Ethereum core developer Eric Connor revealed that a Maximal Extractable Tag (MEV) bot obtained 584 ETH, worth over $1 million, from front working an incoming hack in the transaction mempool.

Several diverse well-known MEV block rewards had been recorded all over the a comparable time, with the recipients earning 345 ETH, 247 ETH and 51 ETH. The rewards stem from front working transactions sent by exploits that took residing on Curve Finance’s liquidity pools on Sunday.

Critically, these MEV rewards are a truly extraordinary recorded in the history of Ethereum, incidentally falling on the network’s eighth legit twelve months in existence.

In assert to develop these rewards, MEV bots reproduce and front drag transactions by paying the block producers a well-known amount of ETH to transfer their transactions as a lot as the front of the line.

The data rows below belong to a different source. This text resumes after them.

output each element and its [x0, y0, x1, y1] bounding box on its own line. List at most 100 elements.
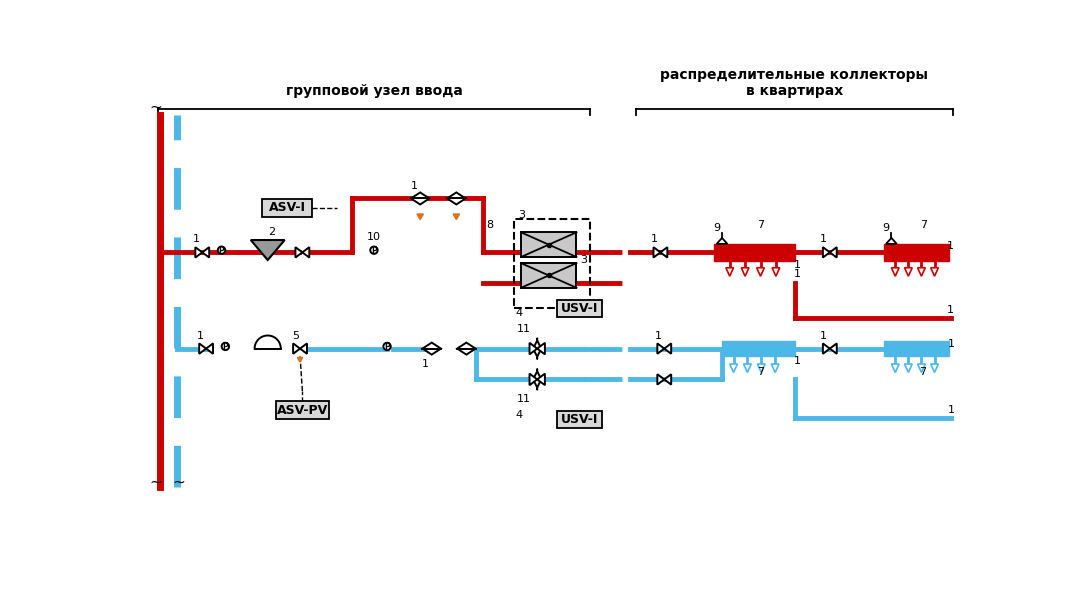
Text: 1: 1 — [794, 356, 800, 366]
Text: 11: 11 — [516, 324, 530, 334]
Polygon shape — [741, 268, 749, 276]
Bar — [514, 219, 589, 308]
Text: 1: 1 — [655, 330, 662, 340]
Text: P: P — [222, 342, 229, 351]
Polygon shape — [773, 268, 780, 276]
Text: 1: 1 — [820, 234, 827, 245]
Text: 8: 8 — [486, 220, 493, 230]
Bar — [521, 232, 576, 257]
Polygon shape — [295, 247, 303, 258]
Polygon shape — [829, 343, 837, 354]
Polygon shape — [658, 374, 664, 384]
Polygon shape — [823, 247, 829, 258]
Text: 9: 9 — [714, 223, 720, 233]
Text: 1: 1 — [192, 234, 200, 245]
Text: 1: 1 — [947, 405, 955, 415]
Polygon shape — [664, 343, 672, 354]
Text: ASV-I: ASV-I — [268, 201, 306, 214]
Polygon shape — [538, 343, 545, 355]
Bar — [521, 263, 576, 288]
Text: 7: 7 — [921, 220, 927, 230]
Text: 1: 1 — [411, 181, 417, 191]
Text: 1: 1 — [196, 330, 204, 340]
Polygon shape — [529, 343, 538, 355]
Text: 1: 1 — [794, 269, 800, 279]
Text: P: P — [219, 246, 224, 255]
Text: ASV-PV: ASV-PV — [277, 403, 328, 416]
Polygon shape — [293, 343, 300, 354]
Text: P: P — [371, 246, 377, 255]
Polygon shape — [917, 364, 925, 372]
Text: 4: 4 — [516, 410, 523, 420]
Text: 4: 4 — [516, 308, 523, 318]
Text: USV-I: USV-I — [561, 413, 599, 426]
Text: 7: 7 — [756, 220, 764, 230]
Polygon shape — [930, 268, 939, 276]
Bar — [884, 341, 950, 356]
Text: 7: 7 — [756, 367, 764, 377]
Text: 1: 1 — [947, 241, 954, 251]
Polygon shape — [411, 192, 429, 205]
Circle shape — [222, 343, 229, 350]
Polygon shape — [886, 238, 897, 244]
Polygon shape — [905, 268, 912, 276]
Polygon shape — [917, 268, 925, 276]
Polygon shape — [930, 364, 939, 372]
Text: 7: 7 — [918, 367, 926, 377]
FancyBboxPatch shape — [557, 300, 602, 317]
Polygon shape — [892, 268, 899, 276]
Polygon shape — [251, 240, 284, 260]
Polygon shape — [725, 268, 734, 276]
Circle shape — [383, 343, 391, 350]
Circle shape — [370, 246, 378, 254]
Text: 10: 10 — [367, 232, 381, 242]
Polygon shape — [771, 364, 779, 372]
Circle shape — [218, 246, 225, 254]
Text: 11: 11 — [516, 394, 530, 405]
Text: 1: 1 — [650, 234, 658, 245]
FancyBboxPatch shape — [262, 199, 312, 217]
Text: 3: 3 — [518, 211, 526, 220]
Polygon shape — [195, 247, 202, 258]
Polygon shape — [744, 364, 751, 372]
Polygon shape — [538, 374, 545, 385]
Polygon shape — [717, 238, 727, 244]
FancyBboxPatch shape — [557, 411, 602, 428]
Polygon shape — [756, 268, 764, 276]
Text: ~: ~ — [149, 100, 162, 115]
Polygon shape — [660, 247, 667, 258]
Text: 9: 9 — [882, 223, 890, 233]
Text: 1: 1 — [820, 330, 827, 340]
Polygon shape — [417, 214, 424, 220]
Polygon shape — [297, 358, 303, 362]
Text: ~: ~ — [149, 474, 162, 489]
Polygon shape — [823, 343, 829, 354]
Polygon shape — [905, 364, 912, 372]
Polygon shape — [829, 247, 837, 258]
Text: USV-I: USV-I — [561, 302, 599, 315]
Polygon shape — [664, 374, 672, 384]
Polygon shape — [653, 247, 660, 258]
Text: 1: 1 — [947, 305, 954, 315]
Polygon shape — [658, 343, 664, 354]
Polygon shape — [457, 343, 475, 355]
FancyBboxPatch shape — [276, 402, 328, 419]
Polygon shape — [758, 364, 765, 372]
Polygon shape — [303, 247, 309, 258]
Text: 1: 1 — [422, 359, 429, 369]
Text: 5: 5 — [292, 330, 299, 340]
Polygon shape — [447, 192, 466, 205]
Polygon shape — [453, 214, 459, 220]
Polygon shape — [730, 364, 737, 372]
Polygon shape — [200, 343, 206, 354]
Polygon shape — [206, 343, 214, 354]
Polygon shape — [202, 247, 209, 258]
Polygon shape — [892, 364, 899, 372]
Bar — [884, 244, 950, 261]
Polygon shape — [300, 343, 307, 354]
Text: 1: 1 — [794, 259, 800, 270]
Bar — [715, 244, 795, 261]
Text: ~: ~ — [172, 474, 185, 489]
Text: распределительные коллекторы
в квартирах: распределительные коллекторы в квартирах — [660, 68, 928, 98]
Text: P: P — [384, 342, 389, 351]
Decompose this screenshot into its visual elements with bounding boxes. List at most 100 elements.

“They’re paying money that was stolen from victims as kickback bribes to Ethereum validators,” wrote one user on Twitter.

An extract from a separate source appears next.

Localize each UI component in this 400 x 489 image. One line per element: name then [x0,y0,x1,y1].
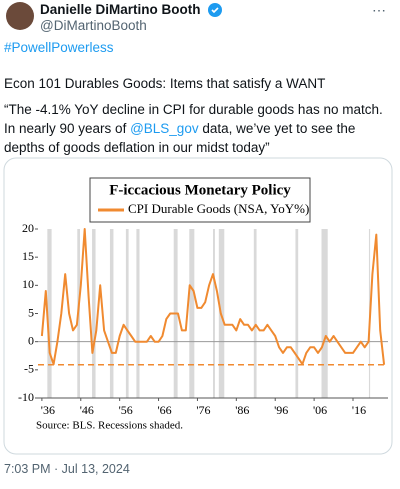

Whereas plenty of market participants puzzled the morality of block producers retaining these rewards that came from hacked funds, Connor opined that returning the funds is seemingly more advanced than it seems on the surface, while noting it is “potentially a honest grey put.”

In the meantime, no longer no longer as a lot as one MEV bot deployer has returned funds after front working a hacker’s transaction. Blockchain information reveals that “c0ffeebabe.eth” returned 2,879 ETH worth $5.3 million to the Curve deployer contract.